# Converted Space marine Chaplain (PICS)



## lav25gunner (Dec 13, 2008)

Here's a simple, fast and nice conversion for the SM players out there. Chances are that if you bought a AoBR set, you probably have more than one Captain. This is a simple convertion to give your army a new Chaplain for free, instead of buying one. Simply chop of head and drill out the neck. Replace with skull looking helmet. (I suggest trading with a chaos player.) Chop off sword blade, and replace with pretty much anything roundish. Here I used the top part of an ork Choppa with the blade part cut off.
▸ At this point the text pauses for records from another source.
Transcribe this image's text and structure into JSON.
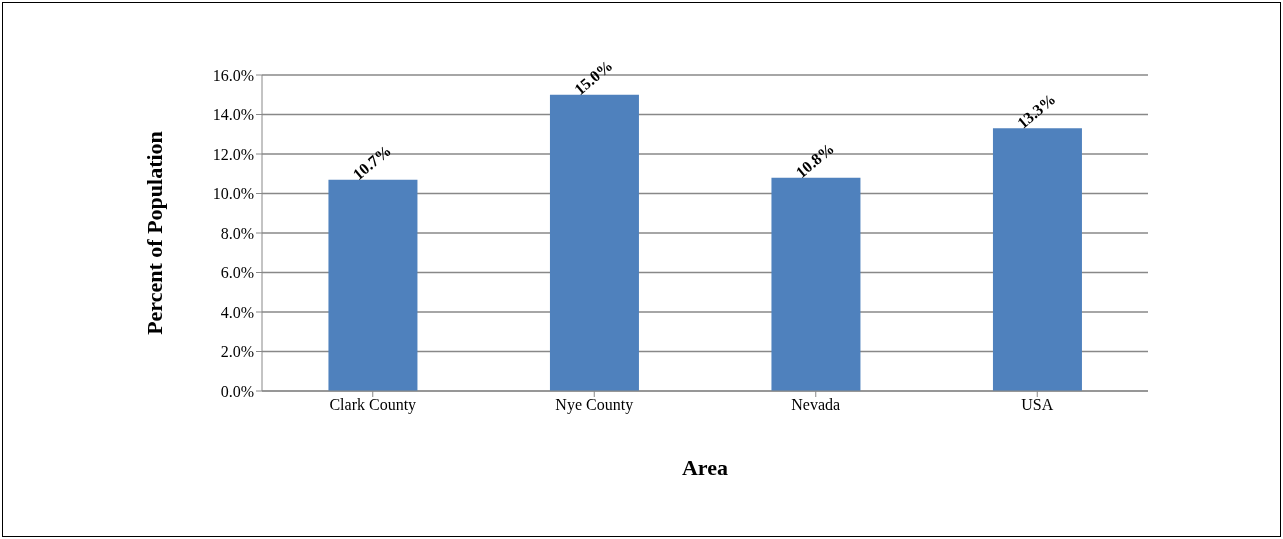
{
  "chart_data": {
    "type": "bar",
    "xlabel": "Area",
    "ylabel": "Percent of Population",
    "categories": [
      "Clark County",
      "Nye County",
      "Nevada",
      "USA"
    ],
    "values": [
      10.7,
      15.0,
      10.8,
      13.3
    ],
    "value_labels": [
      "10.7%",
      "15.0%",
      "10.8%",
      "13.3%"
    ],
    "color": "#4f81bd",
    "ylim": [
      0,
      16
    ],
    "yticks": [
      {
        "value": 0,
        "label": "0.0%"
      },
      {
        "value": 2,
        "label": "2.0%"
      },
      {
        "value": 4,
        "label": "4.0%"
      },
      {
        "value": 6,
        "label": "6.0%"
      },
      {
        "value": 8,
        "label": "8.0%"
      },
      {
        "value": 10,
        "label": "10.0%"
      },
      {
        "value": 12,
        "label": "12.0%"
      },
      {
        "value": 14,
        "label": "14.0%"
      },
      {
        "value": 16,
        "label": "16.0%"
      }
    ],
    "grid": "y",
    "legend": false
  }
}
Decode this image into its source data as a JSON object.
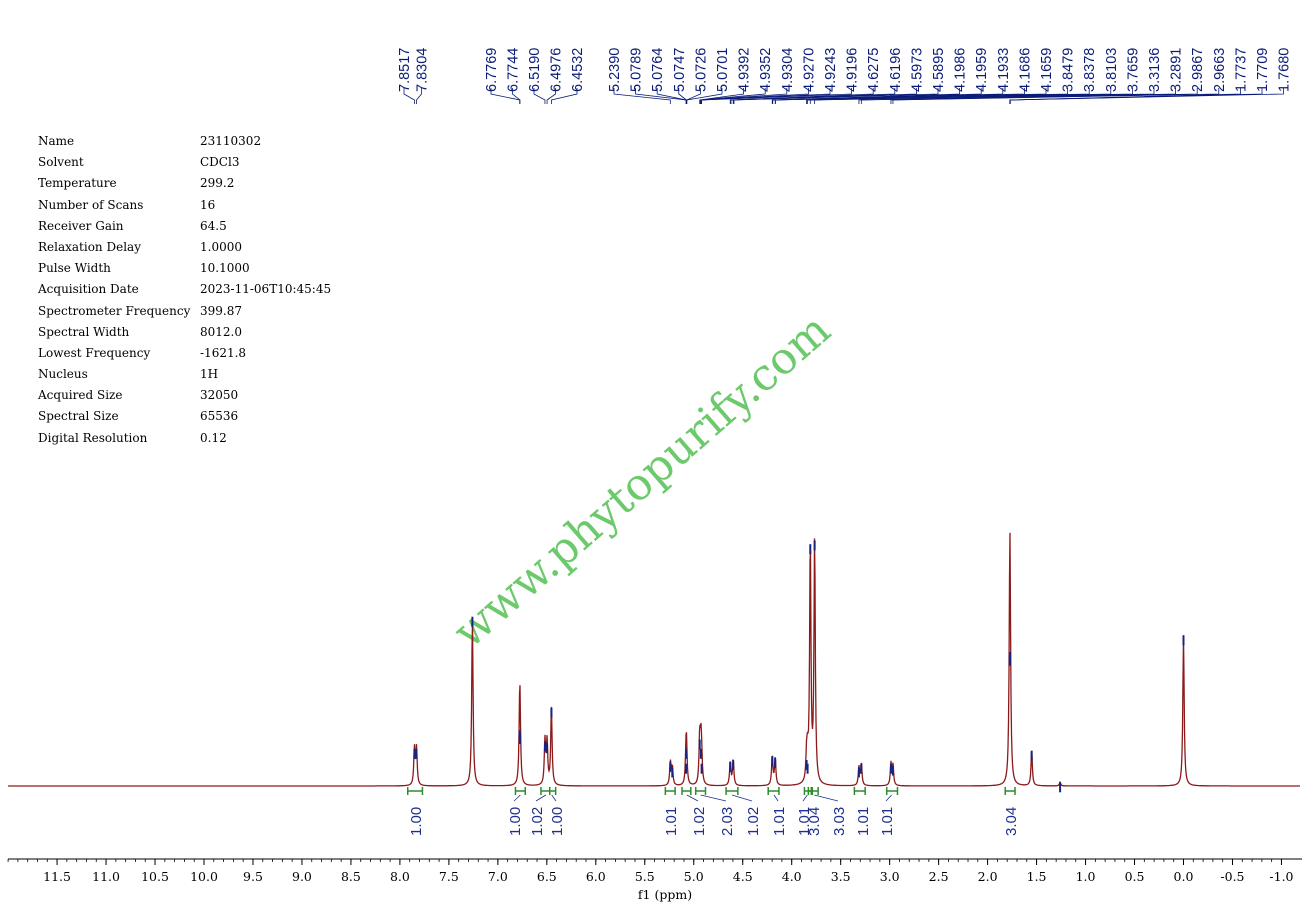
{
  "parameters": [
    {
      "label": "Name",
      "value": "23110302"
    },
    {
      "label": "Solvent",
      "value": "CDCl3"
    },
    {
      "label": "Temperature",
      "value": "299.2"
    },
    {
      "label": "Number of Scans",
      "value": "16"
    },
    {
      "label": "Receiver Gain",
      "value": "64.5"
    },
    {
      "label": "Relaxation Delay",
      "value": "1.0000"
    },
    {
      "label": "Pulse Width",
      "value": "10.1000"
    },
    {
      "label": "Acquisition Date",
      "value": "2023-11-06T10:45:45"
    },
    {
      "label": "Spectrometer Frequency",
      "value": "399.87"
    },
    {
      "label": "Spectral Width",
      "value": "8012.0"
    },
    {
      "label": "Lowest Frequency",
      "value": "-1621.8"
    },
    {
      "label": "Nucleus",
      "value": "1H"
    },
    {
      "label": "Acquired Size",
      "value": "32050"
    },
    {
      "label": "Spectral Size",
      "value": "65536"
    },
    {
      "label": "Digital Resolution",
      "value": "0.12"
    }
  ],
  "watermark": "www.phytopurify.com",
  "colors": {
    "spectrum": "#8b1a1a",
    "peak_top": "#1a237e",
    "peak_label": "#0b1c78",
    "integral": "#2e8b2e",
    "watermark": "#3cb83c"
  },
  "chart_data": {
    "type": "line",
    "title": "",
    "xlabel": "f1 (ppm)",
    "ylabel": "",
    "xlim": [
      12.0,
      -1.0
    ],
    "x_reversed": true,
    "x_ticks": [
      "11.5",
      "11.0",
      "10.5",
      "10.0",
      "9.5",
      "9.0",
      "8.5",
      "8.0",
      "7.5",
      "7.0",
      "6.5",
      "6.0",
      "5.5",
      "5.0",
      "4.5",
      "4.0",
      "3.5",
      "3.0",
      "2.5",
      "2.0",
      "1.5",
      "1.0",
      "0.5",
      "0.0",
      "-0.5",
      "-1.0"
    ],
    "peak_labels": [
      {
        "group": "aromatic",
        "values": [
          "7.8517",
          "7.8304"
        ]
      },
      {
        "group": "olefinic",
        "values": [
          "6.7769",
          "6.7744",
          "6.5190",
          "6.4976",
          "6.4532"
        ]
      },
      {
        "group": "aliphatic",
        "values": [
          "5.2390",
          "5.0789",
          "5.0764",
          "5.0747",
          "5.0726",
          "5.0701",
          "4.9392",
          "4.9352",
          "4.9304",
          "4.9270",
          "4.9243",
          "4.9196",
          "4.6275",
          "4.6196",
          "4.5973",
          "4.5895",
          "4.1986",
          "4.1959",
          "4.1933",
          "4.1686",
          "4.1659",
          "3.8479",
          "3.8378",
          "3.8103",
          "3.7659",
          "3.3136",
          "3.2891",
          "2.9867",
          "2.9663",
          "1.7737",
          "1.7709",
          "1.7680"
        ]
      }
    ],
    "integrals": [
      {
        "x": 7.84,
        "from": 7.92,
        "to": 7.77,
        "value": "1.00"
      },
      {
        "x": 6.77,
        "from": 6.82,
        "to": 6.72,
        "value": "1.00"
      },
      {
        "x": 6.51,
        "from": 6.56,
        "to": 6.47,
        "value": "1.02"
      },
      {
        "x": 6.45,
        "from": 6.47,
        "to": 6.41,
        "value": "1.00"
      },
      {
        "x": 5.24,
        "from": 5.29,
        "to": 5.19,
        "value": "1.01"
      },
      {
        "x": 5.07,
        "from": 5.12,
        "to": 5.03,
        "value": "1.02"
      },
      {
        "x": 4.93,
        "from": 4.98,
        "to": 4.88,
        "value": "2.03"
      },
      {
        "x": 4.61,
        "from": 4.67,
        "to": 4.55,
        "value": "1.02"
      },
      {
        "x": 4.18,
        "from": 4.24,
        "to": 4.13,
        "value": "1.01"
      },
      {
        "x": 3.84,
        "from": 3.87,
        "to": 3.8,
        "value": "1.01"
      },
      {
        "x": 3.81,
        "from": 3.83,
        "to": 3.79,
        "value": "3.04"
      },
      {
        "x": 3.77,
        "from": 3.79,
        "to": 3.73,
        "value": "3.03"
      },
      {
        "x": 3.3,
        "from": 3.36,
        "to": 3.25,
        "value": "1.01"
      },
      {
        "x": 2.98,
        "from": 3.03,
        "to": 2.92,
        "value": "1.01"
      },
      {
        "x": 1.77,
        "from": 1.82,
        "to": 1.72,
        "value": "3.04"
      }
    ],
    "signals": [
      {
        "ppm": 7.8517,
        "h": 0.2
      },
      {
        "ppm": 7.8304,
        "h": 0.2
      },
      {
        "ppm": 7.26,
        "h": 0.91
      },
      {
        "ppm": 6.7769,
        "h": 0.3
      },
      {
        "ppm": 6.7744,
        "h": 0.28
      },
      {
        "ppm": 6.519,
        "h": 0.24
      },
      {
        "ppm": 6.4976,
        "h": 0.23
      },
      {
        "ppm": 6.4532,
        "h": 0.42
      },
      {
        "ppm": 5.239,
        "h": 0.13
      },
      {
        "ppm": 5.219,
        "h": 0.1
      },
      {
        "ppm": 5.0789,
        "h": 0.12
      },
      {
        "ppm": 5.0747,
        "h": 0.2
      },
      {
        "ppm": 4.9392,
        "h": 0.25
      },
      {
        "ppm": 4.927,
        "h": 0.2
      },
      {
        "ppm": 4.9196,
        "h": 0.12
      },
      {
        "ppm": 4.6275,
        "h": 0.13
      },
      {
        "ppm": 4.5973,
        "h": 0.14
      },
      {
        "ppm": 4.1986,
        "h": 0.16
      },
      {
        "ppm": 4.1686,
        "h": 0.15
      },
      {
        "ppm": 3.8479,
        "h": 0.14
      },
      {
        "ppm": 3.8378,
        "h": 0.12
      },
      {
        "ppm": 3.8103,
        "h": 1.3
      },
      {
        "ppm": 3.7659,
        "h": 1.32
      },
      {
        "ppm": 3.3136,
        "h": 0.1
      },
      {
        "ppm": 3.2891,
        "h": 0.12
      },
      {
        "ppm": 2.9867,
        "h": 0.12
      },
      {
        "ppm": 2.9663,
        "h": 0.11
      },
      {
        "ppm": 1.7737,
        "h": 0.7
      },
      {
        "ppm": 1.7709,
        "h": 0.72
      },
      {
        "ppm": 1.55,
        "h": 0.19
      },
      {
        "ppm": 1.26,
        "h": 0.02
      },
      {
        "ppm": 0.0,
        "h": 0.81
      }
    ]
  }
}
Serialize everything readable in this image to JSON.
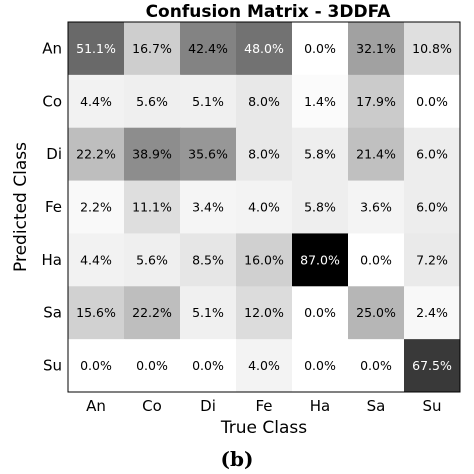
{
  "caption": "(b)",
  "chart_data": {
    "type": "heatmap",
    "title": "Confusion Matrix - 3DDFA",
    "xlabel": "True Class",
    "ylabel": "Predicted Class",
    "x_categories": [
      "An",
      "Co",
      "Di",
      "Fe",
      "Ha",
      "Sa",
      "Su"
    ],
    "y_categories": [
      "An",
      "Co",
      "Di",
      "Fe",
      "Ha",
      "Sa",
      "Su"
    ],
    "values": [
      [
        51.1,
        16.7,
        42.4,
        48.0,
        0.0,
        32.1,
        10.8
      ],
      [
        4.4,
        5.6,
        5.1,
        8.0,
        1.4,
        17.9,
        0.0
      ],
      [
        22.2,
        38.9,
        35.6,
        8.0,
        5.8,
        21.4,
        6.0
      ],
      [
        2.2,
        11.1,
        3.4,
        4.0,
        5.8,
        3.6,
        6.0
      ],
      [
        4.4,
        5.6,
        8.5,
        16.0,
        87.0,
        0.0,
        7.2
      ],
      [
        15.6,
        22.2,
        5.1,
        12.0,
        0.0,
        25.0,
        2.4
      ],
      [
        0.0,
        0.0,
        0.0,
        4.0,
        0.0,
        0.0,
        67.5
      ]
    ],
    "value_format": "percent_1dp",
    "colormap": "greys",
    "value_range": [
      0,
      87.0
    ],
    "grid": false
  }
}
Then just glue on a banner top or other iconography.

I made this one for one of the little kids at my local GW, so it doesn't have the amount of detail my army does. This is about giving you an idea of what to do with your extra captain, not about the paint job. I posted pics of my true chaplain here.... *Knights of Terra*


----------



## Arkhand (May 13, 2008)

thats a pretty good idea, always good to make the best use of models


----------



## Shadow Hawk (Apr 26, 2009)

Good idea, but it looks better with a skeleton mask on. just my opinion.


----------



## Pherion (Dec 18, 2008)

Looks really good man. The conversion looks wonderfull. Some of your colors could use some highlighting, particularly the red and green.


----------



## Imperial Dragon (Dec 22, 2007)

The model does look very good as a chappy, great thinking for this one *thumbs up*


----------



## humakt (Jan 2, 2008)

I like the idea for making this figure. Nice a simple and effect, which is always a good idea with conversions.


----------